Early-career research group leaders are invited to join peers and the ISSCR Board of Directors in a roundtable discussion. A registration fee of $10 USD is required and is subject to 25% VAT.

After a stressful series of interviews, you have accepted a job, defined key questions for your lab to study and the unique angle to distinguish your lab from others. The next challenge is to identify a way to execute these ideas. In this regard, you depend on your lab members to carry them out in the form of experiments, papers and grants, i.e. the business. To establish a highly functional lab, you must balance this business with another critical component: mentoring. 

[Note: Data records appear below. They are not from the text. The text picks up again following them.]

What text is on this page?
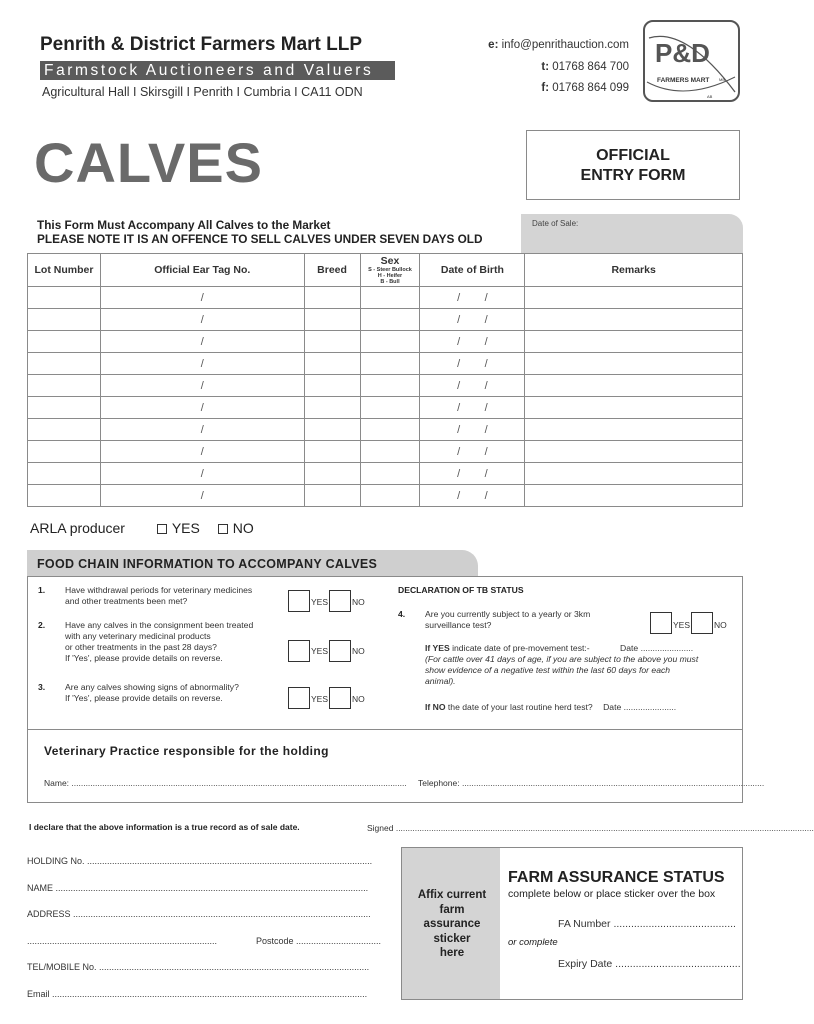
Penrith & District Farmers Mart LLP
Farmstock Auctioneers and Valuers
Agricultural Hall I Skirsgill I Penrith I Cumbria I CA11 ODN
e: info@penrithauction.com
t: 01768 864 700
f: 01768 864 099
P&D
FARMERS MART MB
AB
CALVES	OFFICIAL
ENTRY FORM
This Form Must Accompany All Calves to the Market
PLEASE NOTE IT IS AN OFFENCE TO SELL CALVES UNDER SEVEN DAYS OLD
Date of Sale:
Lot Number	Official Ear Tag No.	Breed	Sex
S - Steer Bullock
H - Heifer
B - Bull	Date of Birth	Remarks
	/			/        /	
	/			/        /	
	/			/        /	
	/			/        /	
	/			/        /	
	/			/        /	
	/			/        /	
	/			/        /	
	/			/        /	
	/			/        /	
ARLA producer	YES NO
FOOD CHAIN INFORMATION TO ACCOMPANY CALVES
1. Have withdrawal periods for veterinary medicines
and other treatments been met?	YES	NO
2. Have any calves in the consignment been treated
with any veterinary medicinal products
or other treatments in the past 28 days?
If 'Yes', please provide details on reverse.
YES	NO
3. Are any calves showing signs of abnormality?
If 'Yes', please provide details on reverse.	YES	NO
DECLARATION OF TB STATUS
4. Are you currently subject to a yearly or 3km
surveillance test?	YES	NO
If YES indicate date of pre-movement test:-	Date ......................
(For cattle over 41 days of age, if you are subject to the above you must
show evidence of a negative test within the last 60 days for each
animal).
If NO the date of your last routine herd test? Date ......................
Veterinary Practice responsible for the holding
Name: .............................................................................................................................................. Telephone: ................................................................................................................................
I declare that the above information is a true record as of sale date.	Signed .................................................................................................................................................................................
HOLDING No. ..................................................................................................................
NAME .............................................................................................................................
ADDRESS .......................................................................................................................
............................................................................	Postcode ..................................
TEL/MOBILE No. ............................................................................................................
Email ..............................................................................................................................
Affix current
farm
assurance
sticker
here
FARM ASSURANCE STATUS
complete below or place sticker over the box
FA Number ..........................................
or complete
Expiry Date ...........................................
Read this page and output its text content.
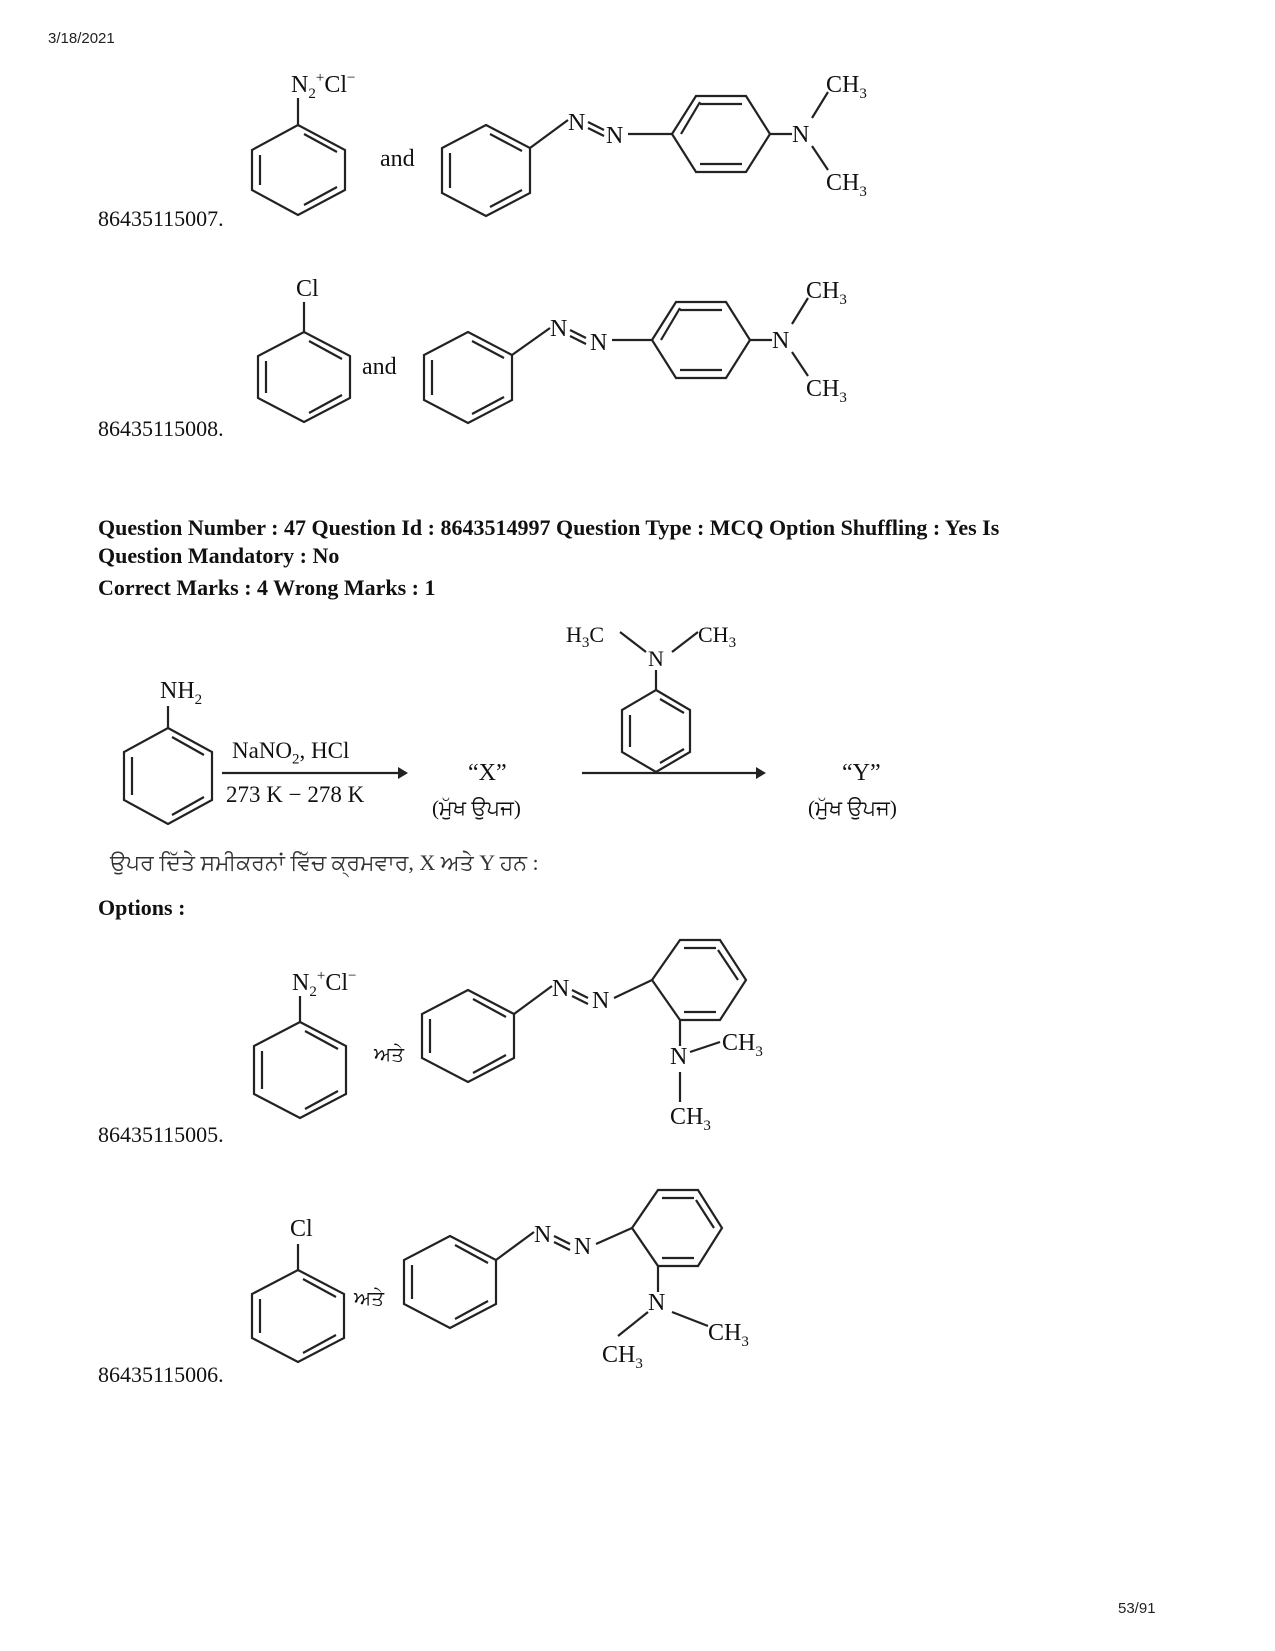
3/18/2021
53/91
86435115007.
$N_2^+Cl^-$
and
N N	N
$CH_3$
$CH_3$
86435115008.
Cl
and
N
N	N
$CH_3$
$CH_3$
Question Number : 47 Question Id : 8643514997 Question Type : MCQ Option Shuffling : Yes Is
Question Mandatory : No
Correct Marks : 4 Wrong Marks : 1
$NH_2$
$H_3C$
N
$CH_3$
NaNO$_2$, HCl
273 K − 278 K
“X”
(ਮੁੱਖ ਉਪਜ)
“Y”
(ਮੁੱਖ ਉਪਜ)
ਉਪਰ ਦਿੱਤੇ ਸਮੀਕਰਨਾਂ ਵਿੱਚ ਕ੍ਰਮਵਾਰ, X ਅਤੇ Y ਹਨ :
Options :
86435115005.
$N_2^+Cl^-$
ਅਤੇ
N N
N
$CH_3$
$CH_3$
86435115006.
Cl
ਅਤੇ
N N
N
$CH_3$
$CH_3$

There are a number of challenges that prevent people, especially young investigators, from becoming good mentors and getting the most out of their labs. First of all, there is little to no training provided to starting group leaders as they transition from a postdoc position—where you master benchwork and a working relationship with primarily one person, the Principal Investigator-- to productively managing a team. Second, there is a dramatic increase in the number and breadth of tasks that need to be accomplished, pulling the new group leader in several different directions. Third, it is not easy to recognize that mentoring is instrumental in maximizing the efforts and the establishment of a developing lab.

The ISSCR Board of Directors, composed of distinguished stem cell scientists, will join beginning investigators over lunch to share their experiences and thoughts on how to overcome the challenges faced in establishing your own lab.